Another possibility for the discrepancy between our results and that
of the other labor support trials is that the results of the Cochrane Review7 are incorrect. The results of a large, well-controlled
trial may be more reliable than those of a meta-analysis, if the meta-analysis
is small or involves poor-quality trials.21
However, the trials in the Cochrane Review7
were methodologically sound, the test for heterogeneity was not significant,
and the sample was large (14 trials with more than 5000 women).

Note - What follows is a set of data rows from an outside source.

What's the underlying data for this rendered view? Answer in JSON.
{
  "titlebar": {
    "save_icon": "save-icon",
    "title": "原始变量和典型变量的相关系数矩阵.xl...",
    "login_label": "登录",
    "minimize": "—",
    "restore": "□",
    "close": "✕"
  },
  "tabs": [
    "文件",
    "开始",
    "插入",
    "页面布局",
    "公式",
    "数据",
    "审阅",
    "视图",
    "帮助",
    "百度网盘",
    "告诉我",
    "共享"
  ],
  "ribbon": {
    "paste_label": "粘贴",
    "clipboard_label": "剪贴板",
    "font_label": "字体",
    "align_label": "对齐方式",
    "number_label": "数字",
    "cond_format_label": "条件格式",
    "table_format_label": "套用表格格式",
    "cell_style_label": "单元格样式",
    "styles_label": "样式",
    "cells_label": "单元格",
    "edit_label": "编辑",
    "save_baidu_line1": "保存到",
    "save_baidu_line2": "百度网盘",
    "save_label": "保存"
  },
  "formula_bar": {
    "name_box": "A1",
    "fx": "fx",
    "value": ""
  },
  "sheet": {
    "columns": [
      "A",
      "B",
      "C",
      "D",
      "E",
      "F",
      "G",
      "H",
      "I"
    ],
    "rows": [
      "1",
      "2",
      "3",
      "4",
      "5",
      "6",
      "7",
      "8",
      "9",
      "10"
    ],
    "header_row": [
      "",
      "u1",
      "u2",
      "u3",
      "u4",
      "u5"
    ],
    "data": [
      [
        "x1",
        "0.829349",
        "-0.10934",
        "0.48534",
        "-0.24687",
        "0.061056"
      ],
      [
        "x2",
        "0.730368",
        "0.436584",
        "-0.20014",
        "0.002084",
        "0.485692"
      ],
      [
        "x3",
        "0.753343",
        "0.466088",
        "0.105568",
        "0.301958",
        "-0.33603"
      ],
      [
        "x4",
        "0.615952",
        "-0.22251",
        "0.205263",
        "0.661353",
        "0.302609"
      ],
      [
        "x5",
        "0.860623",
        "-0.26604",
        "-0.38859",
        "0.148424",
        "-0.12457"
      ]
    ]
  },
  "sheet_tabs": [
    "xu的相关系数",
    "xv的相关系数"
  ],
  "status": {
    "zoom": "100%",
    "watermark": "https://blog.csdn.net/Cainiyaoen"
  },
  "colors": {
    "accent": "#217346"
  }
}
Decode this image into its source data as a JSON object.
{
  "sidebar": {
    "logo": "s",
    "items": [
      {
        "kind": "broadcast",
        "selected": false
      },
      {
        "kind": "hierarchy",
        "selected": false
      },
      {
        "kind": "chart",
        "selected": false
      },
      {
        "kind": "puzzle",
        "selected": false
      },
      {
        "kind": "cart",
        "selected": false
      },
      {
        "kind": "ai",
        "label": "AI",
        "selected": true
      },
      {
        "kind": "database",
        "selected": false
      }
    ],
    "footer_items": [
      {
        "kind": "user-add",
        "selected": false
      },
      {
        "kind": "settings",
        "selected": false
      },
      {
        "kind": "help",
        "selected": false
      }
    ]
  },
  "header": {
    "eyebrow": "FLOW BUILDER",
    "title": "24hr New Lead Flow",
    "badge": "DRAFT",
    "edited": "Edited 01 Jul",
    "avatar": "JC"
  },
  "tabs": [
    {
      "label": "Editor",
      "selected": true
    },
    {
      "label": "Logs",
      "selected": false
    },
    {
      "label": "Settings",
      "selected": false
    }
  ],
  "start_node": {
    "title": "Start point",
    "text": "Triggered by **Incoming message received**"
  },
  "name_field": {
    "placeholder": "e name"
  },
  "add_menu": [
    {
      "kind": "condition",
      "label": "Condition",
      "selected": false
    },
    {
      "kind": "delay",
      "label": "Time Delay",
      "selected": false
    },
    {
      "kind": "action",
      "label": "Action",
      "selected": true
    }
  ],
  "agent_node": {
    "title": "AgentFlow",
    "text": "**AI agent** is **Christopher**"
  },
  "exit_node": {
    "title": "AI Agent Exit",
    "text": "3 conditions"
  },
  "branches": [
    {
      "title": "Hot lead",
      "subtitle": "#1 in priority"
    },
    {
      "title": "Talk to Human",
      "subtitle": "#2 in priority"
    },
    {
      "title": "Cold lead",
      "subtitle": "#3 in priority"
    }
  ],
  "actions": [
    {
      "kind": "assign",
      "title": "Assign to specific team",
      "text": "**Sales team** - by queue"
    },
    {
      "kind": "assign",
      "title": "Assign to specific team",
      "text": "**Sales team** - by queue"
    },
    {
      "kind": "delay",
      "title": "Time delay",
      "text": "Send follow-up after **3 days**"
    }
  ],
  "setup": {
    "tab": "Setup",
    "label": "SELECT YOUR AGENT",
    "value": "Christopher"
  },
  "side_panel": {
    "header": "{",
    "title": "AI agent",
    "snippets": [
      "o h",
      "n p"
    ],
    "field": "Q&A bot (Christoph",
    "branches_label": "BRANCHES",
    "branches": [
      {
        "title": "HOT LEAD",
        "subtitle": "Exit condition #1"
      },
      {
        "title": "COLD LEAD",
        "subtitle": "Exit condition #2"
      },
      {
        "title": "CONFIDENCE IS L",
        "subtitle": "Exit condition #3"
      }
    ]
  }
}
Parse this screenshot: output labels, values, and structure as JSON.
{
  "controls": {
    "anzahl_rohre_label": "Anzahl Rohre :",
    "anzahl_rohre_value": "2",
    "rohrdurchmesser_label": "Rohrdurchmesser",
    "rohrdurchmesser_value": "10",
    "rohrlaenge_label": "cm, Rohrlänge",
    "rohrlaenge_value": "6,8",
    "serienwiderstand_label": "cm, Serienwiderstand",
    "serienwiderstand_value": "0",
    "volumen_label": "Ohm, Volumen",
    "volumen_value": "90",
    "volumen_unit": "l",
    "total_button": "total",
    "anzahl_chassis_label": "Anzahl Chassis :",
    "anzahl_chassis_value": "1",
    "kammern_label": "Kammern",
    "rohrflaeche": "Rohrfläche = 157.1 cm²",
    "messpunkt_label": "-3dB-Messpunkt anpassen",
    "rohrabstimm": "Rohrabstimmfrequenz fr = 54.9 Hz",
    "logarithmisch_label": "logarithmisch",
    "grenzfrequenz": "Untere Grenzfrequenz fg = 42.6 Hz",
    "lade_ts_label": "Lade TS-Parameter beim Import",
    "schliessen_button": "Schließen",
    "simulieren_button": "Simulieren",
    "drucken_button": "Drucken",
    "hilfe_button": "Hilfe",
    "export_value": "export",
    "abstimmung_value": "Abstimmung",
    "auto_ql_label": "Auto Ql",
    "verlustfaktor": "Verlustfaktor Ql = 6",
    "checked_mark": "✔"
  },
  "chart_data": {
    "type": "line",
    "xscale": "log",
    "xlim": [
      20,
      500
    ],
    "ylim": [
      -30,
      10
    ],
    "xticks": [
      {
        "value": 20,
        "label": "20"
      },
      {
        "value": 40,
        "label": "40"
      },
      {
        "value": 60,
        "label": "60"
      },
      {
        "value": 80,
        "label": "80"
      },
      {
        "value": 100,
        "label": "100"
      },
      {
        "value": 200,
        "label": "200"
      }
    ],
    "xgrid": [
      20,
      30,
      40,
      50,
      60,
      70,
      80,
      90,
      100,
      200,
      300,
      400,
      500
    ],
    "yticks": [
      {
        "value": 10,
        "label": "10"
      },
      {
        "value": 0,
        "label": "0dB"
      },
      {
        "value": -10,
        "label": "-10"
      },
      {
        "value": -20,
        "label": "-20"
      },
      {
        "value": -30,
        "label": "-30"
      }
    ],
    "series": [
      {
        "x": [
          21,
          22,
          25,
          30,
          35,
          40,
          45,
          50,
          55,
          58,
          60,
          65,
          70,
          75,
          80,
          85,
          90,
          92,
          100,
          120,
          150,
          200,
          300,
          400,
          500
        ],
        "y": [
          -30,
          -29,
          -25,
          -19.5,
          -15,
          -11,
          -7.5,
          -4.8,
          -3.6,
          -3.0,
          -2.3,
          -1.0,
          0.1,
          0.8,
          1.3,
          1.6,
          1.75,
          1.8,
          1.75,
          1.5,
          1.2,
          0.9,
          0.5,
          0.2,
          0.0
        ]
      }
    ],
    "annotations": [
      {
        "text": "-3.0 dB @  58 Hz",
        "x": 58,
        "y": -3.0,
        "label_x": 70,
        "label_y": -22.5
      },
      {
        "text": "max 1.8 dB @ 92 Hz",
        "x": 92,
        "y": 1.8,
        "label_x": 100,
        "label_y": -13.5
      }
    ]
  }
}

A more plausible explanation for our results is that the benefits of
continuous labor support are overpowered by the effects of birth environments
characterized by high rates of routine medical interventions. In our sample
of primarily low-risk healthy women, 62% of labors were induced or augmented
with oxytocics, 77% had continuous electronic fetal monitoring, and 75% had
regional analgesia. A smaller trial, evaluating continuous support by nurses
in a setting characterized by high intrapartum intervention rates, reported
similar results and conclusions.22
Our results call into question the usefulness of national practice guidelines
in the United States, Canada, and the United Kingdom,8- 10
which recommend that all women receive continuous 1:1 support from specially
trained caregivers during labor. The results of a recent study of Ontario
hospitals with below-average cesarean rates provide further evidence that
the effectiveness of labor support may depend on the setting in which it is
provided.23 The hospitals had annual overall
cesarean rates of 12% to 17% (well below the current provincial rate of 20%),
and in addition to a commitment to 1:1 labor support by nurses, the organizations
shared many characteristics, including regular audits of their practices,
shared decision-making by multidisciplinary teams, active consumer involvement
in policy setting, and a belief system based on labor and birth as healthy
life events.23 These organizational characteristics
are consistent with those of other birth environments with low cesarean rates,
such as in-hospital and freestanding birth centers.24- 26
Those who wish to improve women's evaluations of their care during labor
and birth may want to ensure that all women have continuous intrapartum nursing
support. However, reducing US and Canadian cesarean delivery rates cannot
be accomplished solely through a policy of continuous nursing support. Those
who wish to decrease cesarean rates and rates of other intrapartum interventions
would be advised to work with all of the stakeholders to implement comprehensive
changes to the routine care of women during labor and birth. Large well-controlled
evaluations of such complex changes would be helpful.